Kanchana Wijesekera added some more pointers to the news conference. She revealed that Colombo was in touch with New Delhi about raising the credit line by an extra $500 million. It would bring the credit line to $1.2 billion. 

 

The 22 million populated island nation is in the middle of the worst economic crisis since its Independence. It got hit by a wave of protests over 13 hours of power cuts and food, fuel, and medical crisis. The country has a lot of burden of foreign debt. It resulted in a 138 percent increase in diesel costs.

 

Because of the sudden hit by the pandemic, the island nation is now severely facing a shortage of foreign exchange. After Gotabaya Rajapaksa's government-enforced steep tax cuts, there were also disruptions in the generation of revenue. As a result, Sri Lanka asked the International Monetary Fund (IMF) for an emergency bailout.

 

According to Wijesekera, out of the $500 million credit line, Sri Lanka has spent $400 million. The credit line was given by India earlier this year on multiple shipments in April month. In May, the remaining cash will be used to pay for two fuel shipments. He even revealed that Sri Lanka continues to have payment issues for petroleum imports, with state-owned CPC owing $235 million for shipments already received and another $500 million needed to pay for letters of credit maturing in the next six weeks. 

 

To supplement its imports from India, Sri Lanka will also need dollars to pay for crude oil shipment.

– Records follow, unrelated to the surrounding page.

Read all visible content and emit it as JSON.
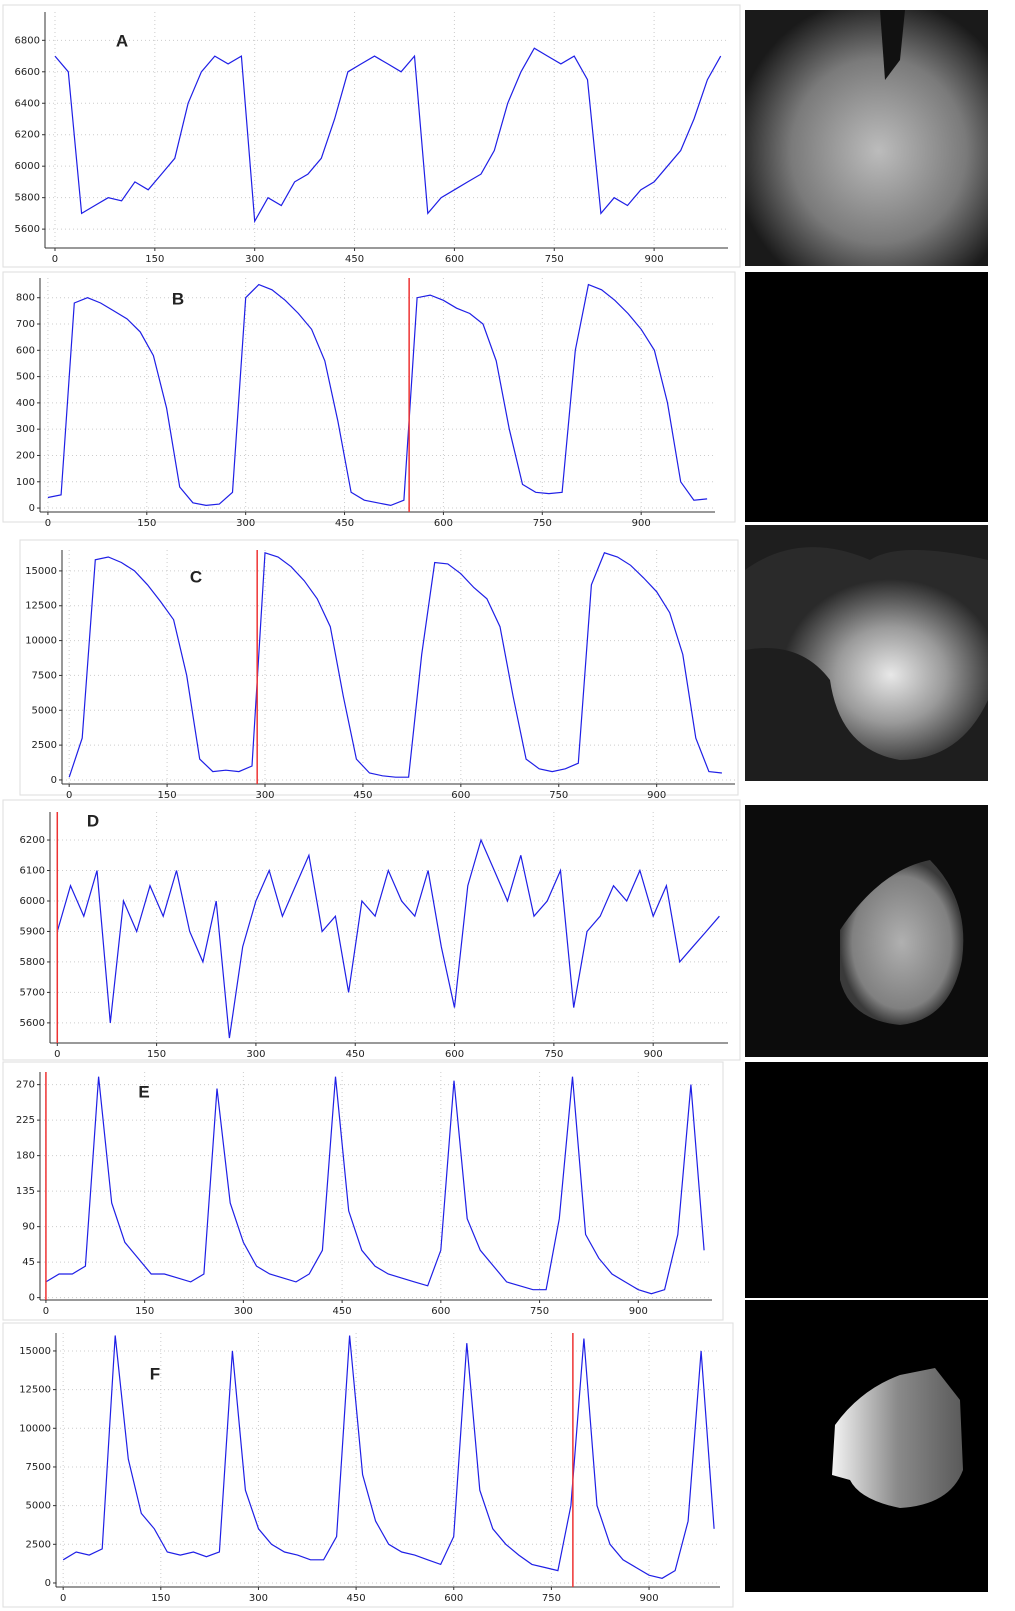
{
  "chart_data": [
    {
      "type": "line",
      "title": "A",
      "color": "#1f1fe6",
      "grid": true,
      "x": [
        0,
        20,
        40,
        60,
        80,
        100,
        120,
        140,
        160,
        180,
        200,
        220,
        240,
        260,
        280,
        300,
        320,
        340,
        360,
        380,
        400,
        420,
        440,
        460,
        480,
        500,
        520,
        540,
        560,
        580,
        600,
        620,
        640,
        660,
        680,
        700,
        720,
        740,
        760,
        780,
        800,
        820,
        840,
        860,
        880,
        900,
        920,
        940,
        960,
        980,
        1000
      ],
      "values": [
        6700,
        6600,
        5700,
        5750,
        5800,
        5780,
        5900,
        5850,
        5950,
        6050,
        6400,
        6600,
        6700,
        6650,
        6700,
        5650,
        5800,
        5750,
        5900,
        5950,
        6050,
        6300,
        6600,
        6650,
        6700,
        6650,
        6600,
        6700,
        5700,
        5800,
        5850,
        5900,
        5950,
        6100,
        6400,
        6600,
        6750,
        6700,
        6650,
        6700,
        6550,
        5700,
        5800,
        5750,
        5850,
        5900,
        6000,
        6100,
        6300,
        6550,
        6700
      ],
      "xlim": [
        -15,
        1011
      ],
      "ylim": [
        5480,
        6980
      ],
      "xticks": [
        0,
        150,
        300,
        450,
        600,
        750,
        900
      ],
      "yticks": [
        5600,
        5800,
        6000,
        6200,
        6400,
        6600,
        6800
      ]
    },
    {
      "type": "line",
      "title": "B",
      "color": "#1f1fe6",
      "grid": true,
      "marker_x": 548,
      "x": [
        0,
        20,
        40,
        60,
        80,
        100,
        120,
        140,
        160,
        180,
        200,
        220,
        240,
        260,
        280,
        300,
        320,
        340,
        360,
        380,
        400,
        420,
        440,
        460,
        480,
        500,
        520,
        540,
        560,
        580,
        600,
        620,
        640,
        660,
        680,
        700,
        720,
        740,
        760,
        780,
        800,
        820,
        840,
        860,
        880,
        900,
        920,
        940,
        960,
        980,
        1000
      ],
      "values": [
        40,
        50,
        780,
        800,
        780,
        750,
        720,
        670,
        580,
        380,
        80,
        20,
        10,
        15,
        60,
        800,
        850,
        830,
        790,
        740,
        680,
        560,
        330,
        60,
        30,
        20,
        10,
        30,
        800,
        810,
        790,
        760,
        740,
        700,
        560,
        300,
        90,
        60,
        55,
        60,
        600,
        850,
        830,
        790,
        740,
        680,
        600,
        400,
        100,
        30,
        35
      ],
      "xlim": [
        -12,
        1012
      ],
      "ylim": [
        -15,
        875
      ],
      "xticks": [
        0,
        150,
        300,
        450,
        600,
        750,
        900
      ],
      "yticks": [
        0,
        100,
        200,
        300,
        400,
        500,
        600,
        700,
        800
      ]
    },
    {
      "type": "line",
      "title": "C",
      "color": "#1f1fe6",
      "grid": true,
      "marker_x": 288,
      "x": [
        0,
        20,
        40,
        60,
        80,
        100,
        120,
        140,
        160,
        180,
        200,
        220,
        240,
        260,
        280,
        300,
        320,
        340,
        360,
        380,
        400,
        420,
        440,
        460,
        480,
        500,
        520,
        540,
        560,
        580,
        600,
        620,
        640,
        660,
        680,
        700,
        720,
        740,
        760,
        780,
        800,
        820,
        840,
        860,
        880,
        900,
        920,
        940,
        960,
        980,
        1000
      ],
      "values": [
        200,
        3000,
        15800,
        16000,
        15600,
        15000,
        14000,
        12800,
        11500,
        7500,
        1500,
        600,
        700,
        600,
        1000,
        16300,
        16000,
        15300,
        14300,
        13000,
        11000,
        6000,
        1500,
        500,
        300,
        200,
        200,
        9000,
        15600,
        15500,
        14800,
        13800,
        13000,
        11000,
        6000,
        1500,
        800,
        600,
        800,
        1200,
        14000,
        16300,
        16000,
        15400,
        14500,
        13500,
        12000,
        9000,
        3000,
        600,
        500
      ],
      "xlim": [
        -11,
        1020
      ],
      "ylim": [
        -290,
        16500
      ],
      "xticks": [
        0,
        150,
        300,
        450,
        600,
        750,
        900
      ],
      "yticks": [
        0,
        2500,
        5000,
        7500,
        10000,
        12500,
        15000
      ]
    },
    {
      "type": "line",
      "title": "D",
      "color": "#1f1fe6",
      "grid": true,
      "marker_x": 0,
      "x": [
        0,
        20,
        40,
        60,
        80,
        100,
        120,
        140,
        160,
        180,
        200,
        220,
        240,
        260,
        280,
        300,
        320,
        340,
        360,
        380,
        400,
        420,
        440,
        460,
        480,
        500,
        520,
        540,
        560,
        580,
        600,
        620,
        640,
        660,
        680,
        700,
        720,
        740,
        760,
        780,
        800,
        820,
        840,
        860,
        880,
        900,
        920,
        940,
        960,
        980,
        1000
      ],
      "values": [
        5900,
        6050,
        5950,
        6100,
        5600,
        6000,
        5900,
        6050,
        5950,
        6100,
        5900,
        5800,
        6000,
        5550,
        5850,
        6000,
        6100,
        5950,
        6050,
        6150,
        5900,
        5950,
        5700,
        6000,
        5950,
        6100,
        6000,
        5950,
        6100,
        5850,
        5650,
        6050,
        6200,
        6100,
        6000,
        6150,
        5950,
        6000,
        6100,
        5650,
        5900,
        5950,
        6050,
        6000,
        6100,
        5950,
        6050,
        5800,
        5850,
        5900,
        5950
      ],
      "xlim": [
        -11,
        1013
      ],
      "ylim": [
        5534,
        6292
      ],
      "xticks": [
        0,
        150,
        300,
        450,
        600,
        750,
        900
      ],
      "yticks": [
        5600,
        5700,
        5800,
        5900,
        6000,
        6100,
        6200
      ]
    },
    {
      "type": "line",
      "title": "E",
      "color": "#1f1fe6",
      "grid": true,
      "marker_x": 0,
      "x": [
        0,
        20,
        40,
        60,
        80,
        100,
        120,
        140,
        160,
        180,
        200,
        220,
        240,
        260,
        280,
        300,
        320,
        340,
        360,
        380,
        400,
        420,
        440,
        460,
        480,
        500,
        520,
        540,
        560,
        580,
        600,
        620,
        640,
        660,
        680,
        700,
        720,
        740,
        760,
        780,
        800,
        820,
        840,
        860,
        880,
        900,
        920,
        940,
        960,
        980,
        1000
      ],
      "values": [
        20,
        30,
        30,
        40,
        280,
        120,
        70,
        50,
        30,
        30,
        25,
        20,
        30,
        265,
        120,
        70,
        40,
        30,
        25,
        20,
        30,
        60,
        280,
        110,
        60,
        40,
        30,
        25,
        20,
        15,
        60,
        275,
        100,
        60,
        40,
        20,
        15,
        10,
        10,
        100,
        280,
        80,
        50,
        30,
        20,
        10,
        5,
        10,
        80,
        270,
        60
      ],
      "xlim": [
        -9,
        1012
      ],
      "ylim": [
        -3,
        286
      ],
      "xticks": [
        0,
        150,
        300,
        450,
        600,
        750,
        900
      ],
      "yticks": [
        0,
        45,
        90,
        135,
        180,
        225,
        270
      ]
    },
    {
      "type": "line",
      "title": "F",
      "color": "#1f1fe6",
      "grid": true,
      "marker_x": 783,
      "x": [
        0,
        20,
        40,
        60,
        80,
        100,
        120,
        140,
        160,
        180,
        200,
        220,
        240,
        260,
        280,
        300,
        320,
        340,
        360,
        380,
        400,
        420,
        440,
        460,
        480,
        500,
        520,
        540,
        560,
        580,
        600,
        620,
        640,
        660,
        680,
        700,
        720,
        740,
        760,
        780,
        800,
        820,
        840,
        860,
        880,
        900,
        920,
        940,
        960,
        980,
        1000
      ],
      "values": [
        1500,
        2000,
        1800,
        2200,
        16000,
        8000,
        4500,
        3500,
        2000,
        1800,
        2000,
        1700,
        2000,
        15000,
        6000,
        3500,
        2500,
        2000,
        1800,
        1500,
        1500,
        3000,
        16000,
        7000,
        4000,
        2500,
        2000,
        1800,
        1500,
        1200,
        3000,
        15500,
        6000,
        3500,
        2500,
        1800,
        1200,
        1000,
        800,
        5000,
        15800,
        5000,
        2500,
        1500,
        1000,
        500,
        300,
        800,
        4000,
        15000,
        3500
      ],
      "xlim": [
        -11,
        1009
      ],
      "ylim": [
        -260,
        16160
      ],
      "xticks": [
        0,
        150,
        300,
        450,
        600,
        750,
        900
      ],
      "yticks": [
        0,
        2500,
        5000,
        7500,
        10000,
        12500,
        15000
      ]
    }
  ]
}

"We have made procurement plans till June but we still need to resolve how to find sufficient amounts of foreign exchange to make payments," Wijesekera said.

In a meeting on Monday, China's representative Qi Zhenhong informed Sri Lankan Finance Minister Ali Sabry that China has granted nearly $6.5 billion in loans to the island, and supported its decision to cooperate with the IMF to restructure its debt.

 

Sri Lanka's finance minister stated, "Ambassador Zhenhong also assured Minister Ali Sabry who is a major shareholder of the IMF, China is willing to play an active role in encouraging the IMF to positively consider Sri Lanka's position and to reach an agreement as soon as possible".